Jak podaje w komunikacie Izba Administracji Skarbowej w Warszawie, w paczce miały być obrazki. Zamiast tego funkcjonariusze trafili na chronione konwencją CITES owady.
Nietypowa zawartość paczki z Kazachstanu
Funkcjonariusze Oddziału Celnego I Pocztowego z Mazowieckiego Urzędu Celno-Skarbowego w Warszawie dokonali odkrycia w paczce nadanej w Kazachstanie. W środku miały znajdować się obrazki o wartości 200 KZH (ok. 2 zł). Okazało się, że zawierała 8 sztuk spreparowanych motyli.
Nie były to byle jakie motyle.
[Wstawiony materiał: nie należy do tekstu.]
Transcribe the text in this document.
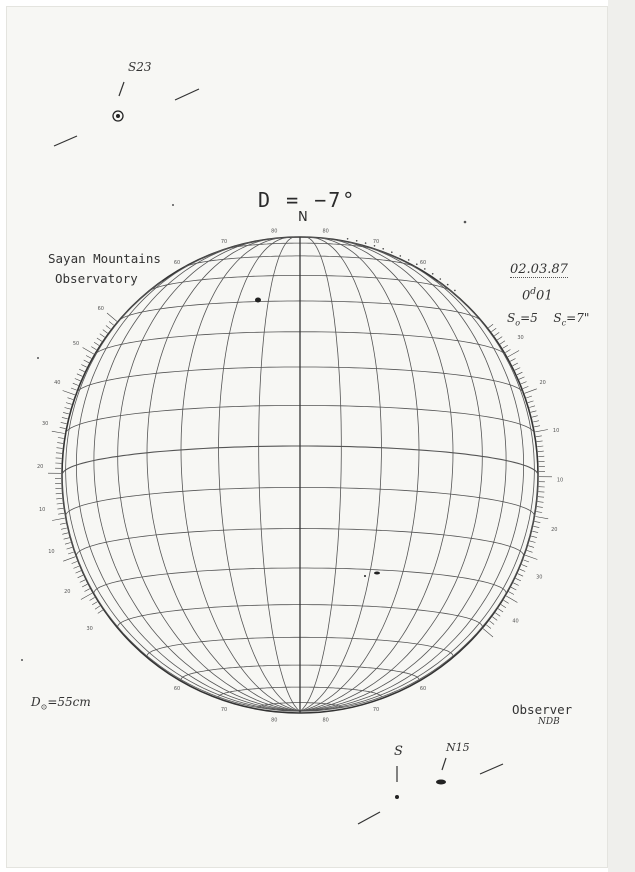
60
50
40
30
20
10
10
20
30
30
20
10
10
20
30
40
60
70
80	80
70
60
60
70
80	80
70
60
D = −7°
N
Sayan Mountains
Observatory
02.03.87
0$^d$01
$S_o=5$ $S_c=7$"
$D_⊙=55cm$	Observer
NDB
S23
S	N15
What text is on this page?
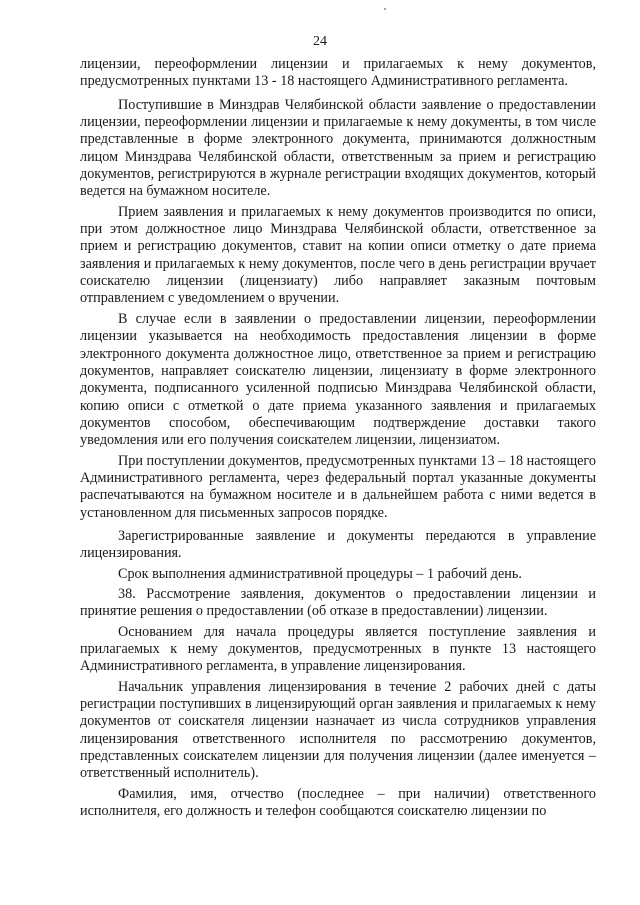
24

лицензии, переоформлении лицензии и прилагаемых к нему документов, предусмотренных пунктами 13 - 18 настоящего Административного регламента.

Поступившие в Минздрав Челябинской области заявление о предоставлении лицензии, переоформлении лицензии и прилагаемые к нему документы, в том числе представленные в форме электронного документа, принимаются должностным лицом Минздрава Челябинской области, ответственным за прием и регистрацию документов, регистрируются в журнале регистрации входящих документов, который ведется на бумажном носителе.

Прием заявления и прилагаемых к нему документов производится по описи, при этом должностное лицо Минздрава Челябинской области, ответственное за прием и регистрацию документов, ставит на копии описи отметку о дате приема заявления и прилагаемых к нему документов, после чего в день регистрации вручает соискателю лицензии (лицензиату) либо направляет заказным почтовым отправлением с уведомлением о вручении.

В случае если в заявлении о предоставлении лицензии, переоформлении лицензии указывается на необходимость предоставления лицензии в форме электронного документа должностное лицо, ответственное за прием и регистрацию документов, направляет соискателю лицензии, лицензиату в форме электронного документа, подписанного усиленной подписью Минздрава Челябинской области, копию описи с отметкой о дате приема указанного заявления и прилагаемых документов способом, обеспечивающим подтверждение доставки такого уведомления или его получения соискателем лицензии, лицензиатом.

При поступлении документов, предусмотренных пунктами 13 – 18 настоящего Административного регламента, через федеральный портал указанные документы распечатываются на бумажном носителе и в дальнейшем работа с ними ведется в установленном для письменных запросов порядке.

Зарегистрированные заявление и документы передаются в управление лицензирования.

Срок выполнения административной процедуры – 1 рабочий день.

38. Рассмотрение заявления, документов о предоставлении лицензии и принятие решения о предоставлении (об отказе в предоставлении) лицензии.

Основанием для начала процедуры является поступление заявления и прилагаемых к нему документов, предусмотренных в пункте 13 настоящего Административного регламента, в управление лицензирования.

Начальник управления лицензирования в течение 2 рабочих дней с даты регистрации поступивших в лицензирующий орган заявления и прилагаемых к нему документов от соискателя лицензии назначает из числа сотрудников управления лицензирования ответственного исполнителя по рассмотрению документов, представленных соискателем лицензии для получения лицензии (далее именуется – ответственный исполнитель).

Фамилия, имя, отчество (последнее – при наличии) ответственного исполнителя, его должность и телефон сообщаются соискателю лицензии по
To okazy z rodziny paziowatych, które podlegają ochronie CITES. Wewnątrz przesyłki brakowało jakichkolwiek wymaganych prawem dokumentów.
To bardzo rzadkie okazy. Motyle występują tylko na Jamajce
Z komunikatu wynika, że w przesyłce znajdował się m.in. niezwykle rzadki paź jamajski. To zagrożony gatunek, który jest ściśle chroniony. Przez działania kolekcjonerów, jego populacja nieustannie spada. Jeden okaz może być warty nawet 6 000 dolarów (ok. 23 880 tys. zł) i więcej.
Oprócz pazia jamajskiego, do paczki dołączono trzy inne motyle (dwa samce i jedna samica). Okazy należą do tzw. motyli ptasioskrzydłych z rodzaju Ornithoptera spp. - wskazuje Izba Administracji Skarbowej w Warszawie. Te motyle charakteryzują się większymi skrzydłami, których rozpiętość osiąga nawet 28 cm. Ich lot porównuje się do lotu ptaków.
Co grozi za przywóz nielegalnych obiektów na teren Uni Europejskiej?
Nadawcy wciąż myślą, że przemyt nielegalnych przedmiotów czy martwych zwierząt ujdzie im na sucho. Muszą jednak liczyć się z poważnymi konsekwencjami. Przywóz z krajów trzecich na teren Uni Europejskiej, a także wywóz okazów CITES jest możliwy tylko i wyłącznie wtedy, gdy jest się w posiadaniu specjalnych zezwoleń i świadectw. W przeciwnym razie jest to przestępstwo, za które grozi od trzech do nawet pięciu lat więzienia.